Suppose a user types "blue dress." Which of the three LLM steps in Figure 38.2.1 should fire most strongly? Why might the structured query alone not be enough, and what clarifying question would resolve the ambiguity?

Show Answer

Slot filling captures category=dress and color=blue, but it cannot resolve the much larger missing dimensions: occasion (wedding, work, beach), size, price range, and length. Query expansion adds the wrong synonyms ("navy," "cobalt," "teal") if the user actually meant a specific shade. Intent classification probably returns "transactional, low confidence." The right next move is a clarifying question that targets the most retrieval-relevant missing slot. For dresses, that is usually "what is the occasion?", because occasion is a coarse partition of the catalog that collapses many other ambiguities at once.

Key Insight

Query and intent understanding is the cheapest LLM entry point into a recsys: it touches a single string at the front of the pipeline and produces a structured object the rest of the system already knows how to consume. The three jobs (expansion, intent classification, slot filling) can be three separate calls or one fused call. The output replaces three legacy components (thesaurus expansion, hand-coded intent classifier, NER plus normalizer) and handles the long tail of phrasings that defeated them.

What Comes Next

The next section, Section 38.3: LLMs for Item-Side Enrichment, moves to entry point (B). The query side is now structured. The remaining problem is that the catalog itself is often too sparse for a content-based retriever to do its job. Section 38.3 covers the LLM enrichment passes that turn a one-line product record into the dense, descriptive text that an embedding model can actually work with.

Further Reading

Wang, L. et al. (2023). "Query2doc: Query Expansion with Large Language Models." EMNLP 2023. Shows that prompting an LLM to write a plausible document for a given query (a "pseudo-document"), then using the pseudo-document as the expansion, beats classical pseudo-relevance feedback on multiple IR benchmarks. The recsys analog drives Code Fragment 38.2.1.

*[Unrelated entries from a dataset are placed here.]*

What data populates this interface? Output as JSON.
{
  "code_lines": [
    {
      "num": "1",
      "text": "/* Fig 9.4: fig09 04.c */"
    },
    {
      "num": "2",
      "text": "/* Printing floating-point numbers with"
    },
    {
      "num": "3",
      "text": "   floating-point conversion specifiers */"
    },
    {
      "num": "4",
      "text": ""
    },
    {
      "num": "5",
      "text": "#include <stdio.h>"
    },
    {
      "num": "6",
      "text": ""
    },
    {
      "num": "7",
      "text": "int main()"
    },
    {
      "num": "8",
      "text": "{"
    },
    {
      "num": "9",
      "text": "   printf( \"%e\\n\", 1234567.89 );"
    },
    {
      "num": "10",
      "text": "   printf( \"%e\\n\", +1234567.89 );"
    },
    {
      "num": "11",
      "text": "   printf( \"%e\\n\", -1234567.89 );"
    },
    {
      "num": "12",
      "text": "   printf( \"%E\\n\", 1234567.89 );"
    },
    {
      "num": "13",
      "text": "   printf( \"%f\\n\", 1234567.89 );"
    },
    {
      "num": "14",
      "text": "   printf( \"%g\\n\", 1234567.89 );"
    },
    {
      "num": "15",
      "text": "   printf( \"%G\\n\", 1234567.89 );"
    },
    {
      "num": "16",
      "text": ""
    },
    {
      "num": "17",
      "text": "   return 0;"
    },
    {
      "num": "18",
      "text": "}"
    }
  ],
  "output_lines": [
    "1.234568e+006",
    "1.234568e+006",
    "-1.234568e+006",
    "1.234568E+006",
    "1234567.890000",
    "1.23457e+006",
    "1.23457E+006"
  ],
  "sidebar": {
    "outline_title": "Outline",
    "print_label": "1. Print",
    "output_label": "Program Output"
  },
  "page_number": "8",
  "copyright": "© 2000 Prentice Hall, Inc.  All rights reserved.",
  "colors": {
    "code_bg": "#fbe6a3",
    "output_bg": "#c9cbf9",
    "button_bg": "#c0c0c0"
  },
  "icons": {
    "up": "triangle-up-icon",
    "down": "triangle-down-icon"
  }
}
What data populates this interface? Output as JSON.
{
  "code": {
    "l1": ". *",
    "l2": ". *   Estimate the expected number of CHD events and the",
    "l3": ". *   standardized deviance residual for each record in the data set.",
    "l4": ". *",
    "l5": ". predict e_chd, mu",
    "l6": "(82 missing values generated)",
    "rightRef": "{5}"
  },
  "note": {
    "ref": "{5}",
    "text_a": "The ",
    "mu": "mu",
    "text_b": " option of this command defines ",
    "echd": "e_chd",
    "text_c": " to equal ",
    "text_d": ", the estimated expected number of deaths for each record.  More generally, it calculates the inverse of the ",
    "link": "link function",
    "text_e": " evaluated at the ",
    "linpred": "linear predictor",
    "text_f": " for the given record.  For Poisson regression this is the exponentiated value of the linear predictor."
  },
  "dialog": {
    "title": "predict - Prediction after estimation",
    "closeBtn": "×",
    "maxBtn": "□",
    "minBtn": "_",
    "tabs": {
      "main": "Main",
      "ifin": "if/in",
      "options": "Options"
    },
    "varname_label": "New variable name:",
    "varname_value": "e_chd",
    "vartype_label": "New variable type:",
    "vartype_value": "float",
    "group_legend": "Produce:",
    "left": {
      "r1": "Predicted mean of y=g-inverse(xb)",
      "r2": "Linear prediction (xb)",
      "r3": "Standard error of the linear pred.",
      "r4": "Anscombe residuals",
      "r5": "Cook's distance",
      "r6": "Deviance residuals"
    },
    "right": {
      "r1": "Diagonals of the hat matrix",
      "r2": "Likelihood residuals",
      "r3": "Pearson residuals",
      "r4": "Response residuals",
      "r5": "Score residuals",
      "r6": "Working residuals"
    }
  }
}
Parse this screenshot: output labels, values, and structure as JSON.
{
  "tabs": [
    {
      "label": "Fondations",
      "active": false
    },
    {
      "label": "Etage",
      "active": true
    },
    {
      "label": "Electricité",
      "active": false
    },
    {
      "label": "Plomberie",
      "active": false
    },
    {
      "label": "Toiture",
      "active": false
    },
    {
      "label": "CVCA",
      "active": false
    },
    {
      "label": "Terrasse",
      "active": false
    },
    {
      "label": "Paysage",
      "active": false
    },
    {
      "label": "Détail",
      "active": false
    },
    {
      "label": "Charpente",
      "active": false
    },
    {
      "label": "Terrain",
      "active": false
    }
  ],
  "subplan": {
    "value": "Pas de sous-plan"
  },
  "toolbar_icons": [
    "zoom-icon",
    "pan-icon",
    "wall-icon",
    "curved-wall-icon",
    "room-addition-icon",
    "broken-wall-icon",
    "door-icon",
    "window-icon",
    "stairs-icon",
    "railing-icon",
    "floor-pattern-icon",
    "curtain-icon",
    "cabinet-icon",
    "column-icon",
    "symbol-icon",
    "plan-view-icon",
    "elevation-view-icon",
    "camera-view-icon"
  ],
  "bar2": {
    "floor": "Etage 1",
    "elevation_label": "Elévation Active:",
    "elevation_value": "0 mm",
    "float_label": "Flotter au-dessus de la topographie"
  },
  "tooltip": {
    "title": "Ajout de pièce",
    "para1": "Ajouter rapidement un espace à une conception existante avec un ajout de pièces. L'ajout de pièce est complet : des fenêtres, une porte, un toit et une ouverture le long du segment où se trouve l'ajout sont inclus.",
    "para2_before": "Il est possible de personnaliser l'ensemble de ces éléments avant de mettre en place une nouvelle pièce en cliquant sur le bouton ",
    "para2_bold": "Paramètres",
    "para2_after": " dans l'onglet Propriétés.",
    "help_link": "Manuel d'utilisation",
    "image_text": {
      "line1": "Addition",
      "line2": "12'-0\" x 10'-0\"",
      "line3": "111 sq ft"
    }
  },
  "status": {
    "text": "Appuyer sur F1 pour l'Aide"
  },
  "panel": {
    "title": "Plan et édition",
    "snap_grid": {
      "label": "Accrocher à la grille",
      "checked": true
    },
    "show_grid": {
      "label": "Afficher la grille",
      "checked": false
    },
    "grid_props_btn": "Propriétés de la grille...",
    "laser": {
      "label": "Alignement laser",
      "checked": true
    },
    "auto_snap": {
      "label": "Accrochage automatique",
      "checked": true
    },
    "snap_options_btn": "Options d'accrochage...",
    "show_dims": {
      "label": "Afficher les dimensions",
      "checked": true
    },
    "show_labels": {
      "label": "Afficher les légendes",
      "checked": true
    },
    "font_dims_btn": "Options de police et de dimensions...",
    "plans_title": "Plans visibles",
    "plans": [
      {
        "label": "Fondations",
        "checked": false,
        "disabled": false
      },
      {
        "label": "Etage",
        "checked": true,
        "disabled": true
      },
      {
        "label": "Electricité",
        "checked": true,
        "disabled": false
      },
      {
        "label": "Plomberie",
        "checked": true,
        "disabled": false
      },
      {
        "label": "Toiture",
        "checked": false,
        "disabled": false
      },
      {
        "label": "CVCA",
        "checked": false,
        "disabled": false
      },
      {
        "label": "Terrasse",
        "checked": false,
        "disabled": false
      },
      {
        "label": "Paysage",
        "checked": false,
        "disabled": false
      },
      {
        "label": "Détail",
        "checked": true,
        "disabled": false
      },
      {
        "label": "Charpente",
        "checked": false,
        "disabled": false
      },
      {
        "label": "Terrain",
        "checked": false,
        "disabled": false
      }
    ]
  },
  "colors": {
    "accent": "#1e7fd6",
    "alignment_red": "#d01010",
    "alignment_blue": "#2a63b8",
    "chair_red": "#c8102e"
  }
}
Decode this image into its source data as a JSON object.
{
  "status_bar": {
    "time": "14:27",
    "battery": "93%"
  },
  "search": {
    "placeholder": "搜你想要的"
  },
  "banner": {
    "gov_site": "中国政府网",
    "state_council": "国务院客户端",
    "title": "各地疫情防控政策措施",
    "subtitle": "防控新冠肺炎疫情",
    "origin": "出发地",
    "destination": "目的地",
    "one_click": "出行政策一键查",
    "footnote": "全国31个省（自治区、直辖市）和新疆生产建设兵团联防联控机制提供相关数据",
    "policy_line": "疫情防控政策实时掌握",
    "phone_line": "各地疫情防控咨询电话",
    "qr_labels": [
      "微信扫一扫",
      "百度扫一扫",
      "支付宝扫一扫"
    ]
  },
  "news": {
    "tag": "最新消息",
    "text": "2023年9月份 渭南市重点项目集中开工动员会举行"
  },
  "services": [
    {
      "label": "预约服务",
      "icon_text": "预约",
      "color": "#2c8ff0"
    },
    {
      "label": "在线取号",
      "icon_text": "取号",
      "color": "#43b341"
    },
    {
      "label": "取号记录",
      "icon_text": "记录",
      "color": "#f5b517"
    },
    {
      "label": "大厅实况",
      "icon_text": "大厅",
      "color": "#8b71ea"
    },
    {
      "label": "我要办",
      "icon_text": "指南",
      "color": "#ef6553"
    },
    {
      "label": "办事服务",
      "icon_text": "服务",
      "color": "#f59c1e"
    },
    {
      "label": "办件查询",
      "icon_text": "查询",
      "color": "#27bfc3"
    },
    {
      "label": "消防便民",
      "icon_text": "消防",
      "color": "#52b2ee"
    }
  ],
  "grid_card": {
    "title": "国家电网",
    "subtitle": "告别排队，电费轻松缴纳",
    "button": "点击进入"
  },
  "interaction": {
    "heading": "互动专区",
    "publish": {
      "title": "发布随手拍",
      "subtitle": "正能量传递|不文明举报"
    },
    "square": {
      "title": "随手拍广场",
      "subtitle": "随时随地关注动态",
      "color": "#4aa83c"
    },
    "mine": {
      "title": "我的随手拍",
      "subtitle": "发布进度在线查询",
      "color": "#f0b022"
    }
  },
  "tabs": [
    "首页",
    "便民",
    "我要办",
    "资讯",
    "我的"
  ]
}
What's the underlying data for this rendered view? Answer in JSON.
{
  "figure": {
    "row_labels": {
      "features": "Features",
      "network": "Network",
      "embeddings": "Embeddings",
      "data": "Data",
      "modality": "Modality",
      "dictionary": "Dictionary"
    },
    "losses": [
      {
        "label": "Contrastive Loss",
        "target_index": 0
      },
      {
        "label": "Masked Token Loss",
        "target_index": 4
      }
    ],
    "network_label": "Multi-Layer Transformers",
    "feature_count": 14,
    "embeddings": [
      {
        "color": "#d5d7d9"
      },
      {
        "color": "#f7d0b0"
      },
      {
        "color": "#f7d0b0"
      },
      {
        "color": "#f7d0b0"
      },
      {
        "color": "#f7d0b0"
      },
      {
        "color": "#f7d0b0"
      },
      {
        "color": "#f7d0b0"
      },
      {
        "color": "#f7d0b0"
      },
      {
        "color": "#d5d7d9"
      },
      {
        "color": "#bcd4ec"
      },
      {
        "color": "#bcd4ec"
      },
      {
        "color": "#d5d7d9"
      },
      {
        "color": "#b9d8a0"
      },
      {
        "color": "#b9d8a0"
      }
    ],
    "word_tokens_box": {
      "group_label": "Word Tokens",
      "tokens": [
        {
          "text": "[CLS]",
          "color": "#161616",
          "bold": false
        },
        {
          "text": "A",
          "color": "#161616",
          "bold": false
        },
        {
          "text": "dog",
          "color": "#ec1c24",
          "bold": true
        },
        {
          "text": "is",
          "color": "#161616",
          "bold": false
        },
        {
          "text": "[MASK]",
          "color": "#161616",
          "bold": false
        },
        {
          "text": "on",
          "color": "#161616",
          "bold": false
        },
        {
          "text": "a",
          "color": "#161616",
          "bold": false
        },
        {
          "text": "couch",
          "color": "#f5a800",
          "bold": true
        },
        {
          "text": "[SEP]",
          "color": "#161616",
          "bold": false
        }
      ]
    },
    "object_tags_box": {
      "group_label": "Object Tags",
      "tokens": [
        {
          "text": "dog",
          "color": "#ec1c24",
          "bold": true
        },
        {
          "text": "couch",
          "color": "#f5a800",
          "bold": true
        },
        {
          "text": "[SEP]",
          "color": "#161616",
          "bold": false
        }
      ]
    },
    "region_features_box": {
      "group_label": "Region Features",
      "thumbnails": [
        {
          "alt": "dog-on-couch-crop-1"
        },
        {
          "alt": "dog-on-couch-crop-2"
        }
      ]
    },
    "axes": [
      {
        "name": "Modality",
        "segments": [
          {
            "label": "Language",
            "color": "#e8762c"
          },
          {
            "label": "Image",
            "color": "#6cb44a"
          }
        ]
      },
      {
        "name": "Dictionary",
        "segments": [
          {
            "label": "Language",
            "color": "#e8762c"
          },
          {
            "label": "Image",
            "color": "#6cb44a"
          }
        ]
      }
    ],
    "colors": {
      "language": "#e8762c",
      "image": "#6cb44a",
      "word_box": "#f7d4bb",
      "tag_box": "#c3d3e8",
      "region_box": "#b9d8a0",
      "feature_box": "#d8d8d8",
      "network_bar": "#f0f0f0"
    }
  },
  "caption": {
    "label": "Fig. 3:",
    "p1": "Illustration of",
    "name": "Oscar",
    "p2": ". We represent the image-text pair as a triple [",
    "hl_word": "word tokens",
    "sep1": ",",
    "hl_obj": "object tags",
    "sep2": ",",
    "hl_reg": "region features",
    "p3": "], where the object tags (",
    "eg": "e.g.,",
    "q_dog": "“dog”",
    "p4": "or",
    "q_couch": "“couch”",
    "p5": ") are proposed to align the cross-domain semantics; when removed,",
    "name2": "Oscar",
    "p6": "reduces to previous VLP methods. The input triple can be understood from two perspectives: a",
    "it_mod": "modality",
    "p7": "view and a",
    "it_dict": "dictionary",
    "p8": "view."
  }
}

Gao, L. et al. (2022). "Precise Zero-Shot Dense Retrieval without Relevance Labels (HyDE)." ACL 2023. The HyDE paper. Hypothetical Document Embeddings turn a query into a synthetic document before embedding; the dense retrieval then matches document to document rather than query to document. Directly applicable to recsys query understanding.

Broder, A. (2002). "A Taxonomy of Web Search." SIGIR Forum. The classical taxonomy (informational, navigational, transactional) used by the intent classifier in Code Fragment 38.2.2. Still the starting point for any modern intent system.

Sun, W. et al. (2023). "Is ChatGPT Good at Search? Investigating Large Language Models as Re-Ranking Agents." EMNLP 2023. Provides early evidence that LLMs are strong rerankers when given a small candidate set, which is the exact pattern Section 38.6 recommends as the default production architecture.

Dai, S. et al. (2023). "Uncovering ChatGPT's Capabilities in Recommender Systems." RecSys 2023. One of the first systematic studies of ChatGPT as a recsys component. Sets the baseline for LLM-as-recommender across point-wise, pair-wise, and list-wise ranking, providing the reference numbers Section 38.6 returns to.